José est si excellent qu'il se sert de tout. Il a une telle énergie et une telle intelligence de jeu qu'il peut rebondir sur tout. Et j'avais parfois du mal à contenir mes rires. Je m'étais pourtant entraîné avec Benoît (Poelvoorde) sur Entre ses mains. Avec lui, j'avais vraiment eu peur. Le film était très sombre et il fallait que nos visages reflètent cette ambiance. Mais Benoît adorait balancer des grosses vannes deux secondes avant le clap, ce qui provoquait chez moi des fous rires systématiques. Sur le tournage de Quatre étoiles, je me faisais appeler Denise Fabre : je riais à toutes les blagues de José, même les plus bêtes.
Diriez-vous de Franssou que c'est une fausse ingénue ?
Je dirais même qu'elle n'est pas ingénue du tout. Franssou apprend très
vite et s'avère être une manipulatrice patentée qui ira jusqu'à
dépasser son maître. Elle est pleine de ressources et joue beaucoup de
sa séduction. Franssou place l'aventure au-dessus de tout, de l'argent
et même de l'amour. Elle ne tombe d'ailleurs pas amoureuse de Stéphane.
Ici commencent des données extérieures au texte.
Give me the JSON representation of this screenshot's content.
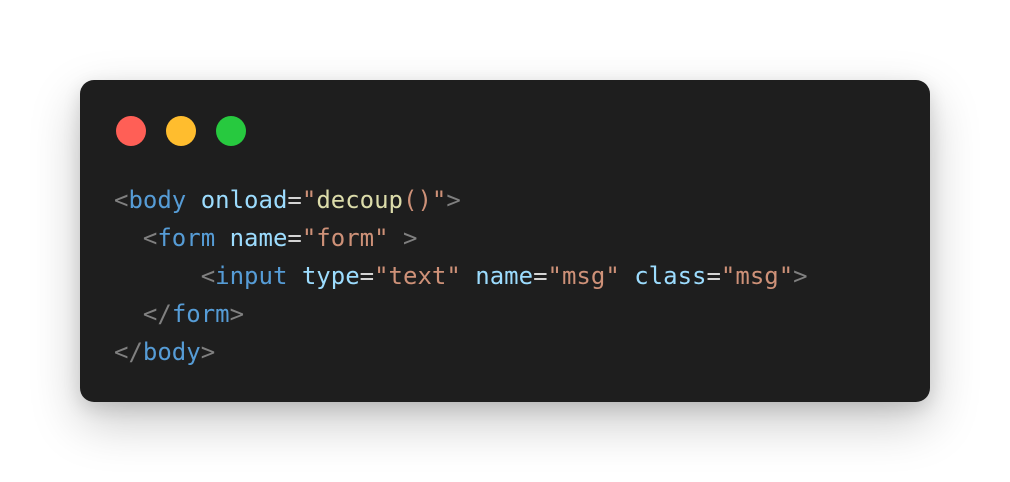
{
  "window": {
    "controls": {
      "close_color": "#ff5f56",
      "minimize_color": "#ffbd2e",
      "maximize_color": "#27c93f"
    }
  },
  "code_lines": [
    {
      "indent": "",
      "tokens": [
        {
          "type": "punct",
          "text": "<"
        },
        {
          "type": "tag",
          "text": "body"
        },
        {
          "type": "plain",
          "text": " "
        },
        {
          "type": "attr",
          "text": "onload"
        },
        {
          "type": "eq",
          "text": "="
        },
        {
          "type": "str",
          "text": "\""
        },
        {
          "type": "fn",
          "text": "decoup"
        },
        {
          "type": "str",
          "text": "()"
        },
        {
          "type": "str",
          "text": "\""
        },
        {
          "type": "punct",
          "text": ">"
        }
      ]
    },
    {
      "indent": "  ",
      "tokens": [
        {
          "type": "punct",
          "text": "<"
        },
        {
          "type": "tag",
          "text": "form"
        },
        {
          "type": "plain",
          "text": " "
        },
        {
          "type": "attr",
          "text": "name"
        },
        {
          "type": "eq",
          "text": "="
        },
        {
          "type": "str",
          "text": "\"form\""
        },
        {
          "type": "plain",
          "text": " "
        },
        {
          "type": "punct",
          "text": ">"
        }
      ]
    },
    {
      "indent": "      ",
      "tokens": [
        {
          "type": "punct",
          "text": "<"
        },
        {
          "type": "tag",
          "text": "input"
        },
        {
          "type": "plain",
          "text": " "
        },
        {
          "type": "attr",
          "text": "type"
        },
        {
          "type": "eq",
          "text": "="
        },
        {
          "type": "str",
          "text": "\"text\""
        },
        {
          "type": "plain",
          "text": " "
        },
        {
          "type": "attr",
          "text": "name"
        },
        {
          "type": "eq",
          "text": "="
        },
        {
          "type": "str",
          "text": "\"msg\""
        },
        {
          "type": "plain",
          "text": " "
        },
        {
          "type": "attr",
          "text": "class"
        },
        {
          "type": "eq",
          "text": "="
        },
        {
          "type": "str",
          "text": "\"msg\""
        },
        {
          "type": "punct",
          "text": ">"
        }
      ]
    },
    {
      "indent": "  ",
      "tokens": [
        {
          "type": "punct",
          "text": "</"
        },
        {
          "type": "tag",
          "text": "form"
        },
        {
          "type": "punct",
          "text": ">"
        }
      ]
    },
    {
      "indent": "",
      "tokens": [
        {
          "type": "punct",
          "text": "</"
        },
        {
          "type": "tag",
          "text": "body"
        },
        {
          "type": "punct",
          "text": ">"
        }
      ]
    }
  ]
}
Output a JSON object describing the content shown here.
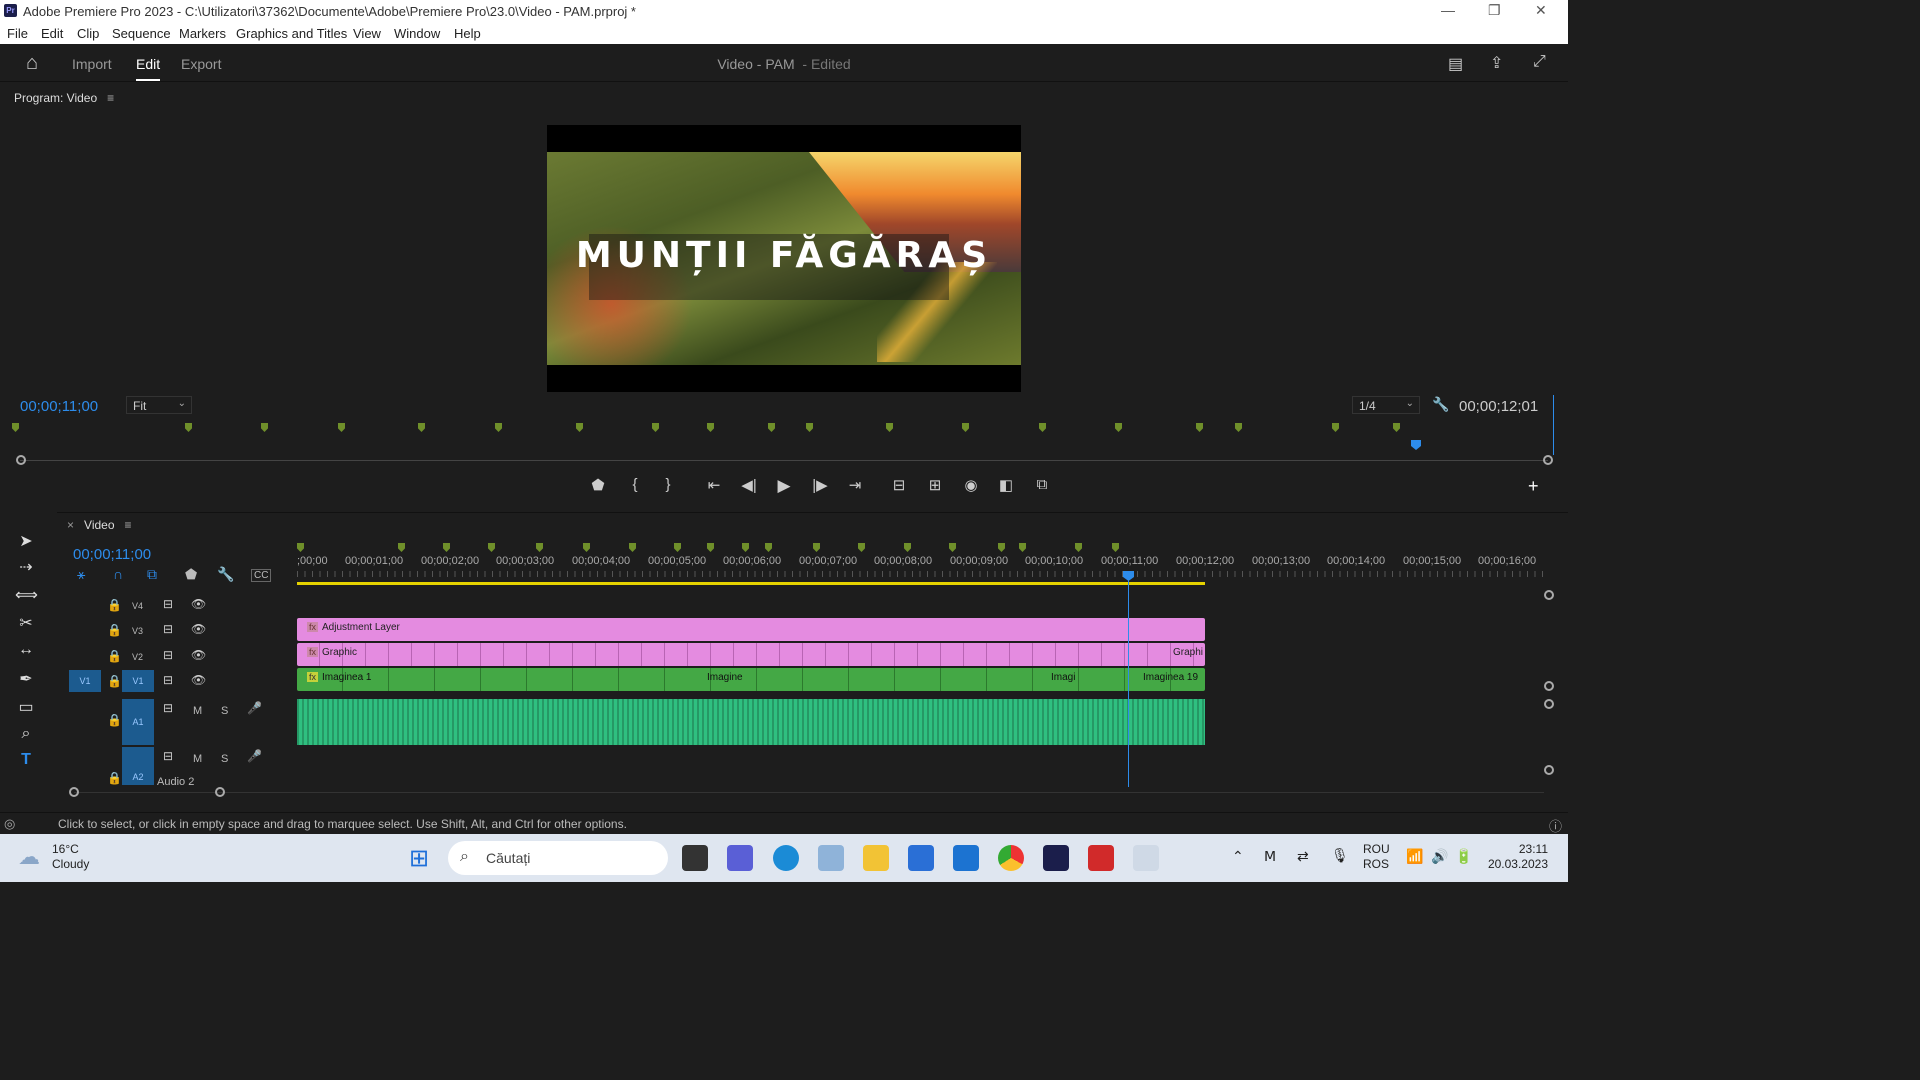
{
  "window": {
    "title": "Adobe Premiere Pro 2023 - C:\\Utilizatori\\37362\\Documente\\Adobe\\Premiere Pro\\23.0\\Video - PAM.prproj *",
    "app_icon": "Pr"
  },
  "menu": [
    "File",
    "Edit",
    "Clip",
    "Sequence",
    "Markers",
    "Graphics and Titles",
    "View",
    "Window",
    "Help"
  ],
  "header": {
    "tabs": [
      "Import",
      "Edit",
      "Export"
    ],
    "active_tab": "Edit",
    "project": "Video - PAM",
    "project_state": "- Edited"
  },
  "program": {
    "label": "Program: Video",
    "video_title": "MUNȚII FĂGĂRAȘ",
    "timecode": "00;00;11;00",
    "fit": "Fit",
    "quality": "1/4",
    "duration": "00;00;12;01"
  },
  "timeline": {
    "sequence": "Video",
    "timecode": "00;00;11;00",
    "ruler": [
      ";00;00",
      "00;00;01;00",
      "00;00;02;00",
      "00;00;03;00",
      "00;00;04;00",
      "00;00;05;00",
      "00;00;06;00",
      "00;00;07;00",
      "00;00;08;00",
      "00;00;09;00",
      "00;00;10;00",
      "00;00;11;00",
      "00;00;12;00",
      "00;00;13;00",
      "00;00;14;00",
      "00;00;15;00",
      "00;00;16;00"
    ],
    "tracks": {
      "v4": "V4",
      "v3": "V3",
      "v2": "V2",
      "v1": "V1",
      "v1src": "V1",
      "a1": "A1",
      "a2": "A2",
      "audio2": "Audio 2",
      "m": "M",
      "s": "S"
    },
    "clips": {
      "adjustment": "Adjustment Layer",
      "graphic": "Graphic",
      "graphic_end": "Graphi",
      "img1": "Imaginea 1",
      "img_mid": "Imagine",
      "img_short": "Imagi",
      "img19": "Imaginea 19",
      "fx": "fx"
    }
  },
  "status": {
    "text": "Click to select, or click in empty space and drag to marquee select. Use Shift, Alt, and Ctrl for other options."
  },
  "taskbar": {
    "temp": "16°C",
    "weather": "Cloudy",
    "search": "Căutați",
    "lang1": "ROU",
    "lang2": "ROS",
    "time": "23:11",
    "date": "20.03.2023"
  },
  "colors": {
    "accent": "#2d8ceb",
    "graphic_clip": "#e48be0",
    "video_clip": "#44a845",
    "audio_clip": "#2fbf80",
    "workarea": "#e5d200"
  }
}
Il est son partenaire, son compagnon de jeu. Elle a un appétit de vivre
surprenant : elle se débarrasse de son argent parce qu'il lui pèse et
qu'elle ne veut aucune entrave à sa liberté.
Si vous gagniez beaucoup d'argent comme Franssou, qu'en feriez-vous ?
Des petits tas, comme elle, que j'utiliserais différemment. Je paierais
d'abord un restaurant gastronomique à mes proches, mais un truc
vraiment dingue. Pour le reste, comme tout le monde, je voyagerais,
j'en donnerais et j'en mettrais de côté.
Vous disiez plus tôt que Franssou n'est pas amoureuse de Stéphane. Pourquoi ?
Il y a évidemment une complicité, un partenariat. Il l'intrigue,
l'attendrit et l'attire. Mais Franssou n'est pas une amoureuse au sens
romanesque. Elle est très lucide vis-à-vis de ce qu'il est et ne se
voile pas la face sur leur relation. Elle ne veut pas qu'il la quitte
mais elle ne veut pas non plus être dépendante de lui.
Une question primordiale pour finir : le champagne que vous consommez en quantité dans le film était-il factice ou réel ?
Je vais vous décevoir mais c'était du thé glacé ou du jus de pomme. Le
champagne aurait en effet pu être la solution pour lutter contre ma
timidité mais avec deux grammes dans le sang, mon jeu aurait été si
mauvais que Christian m'aurait viré. (Rires)
Propos recueillis par Marilyne Letertre.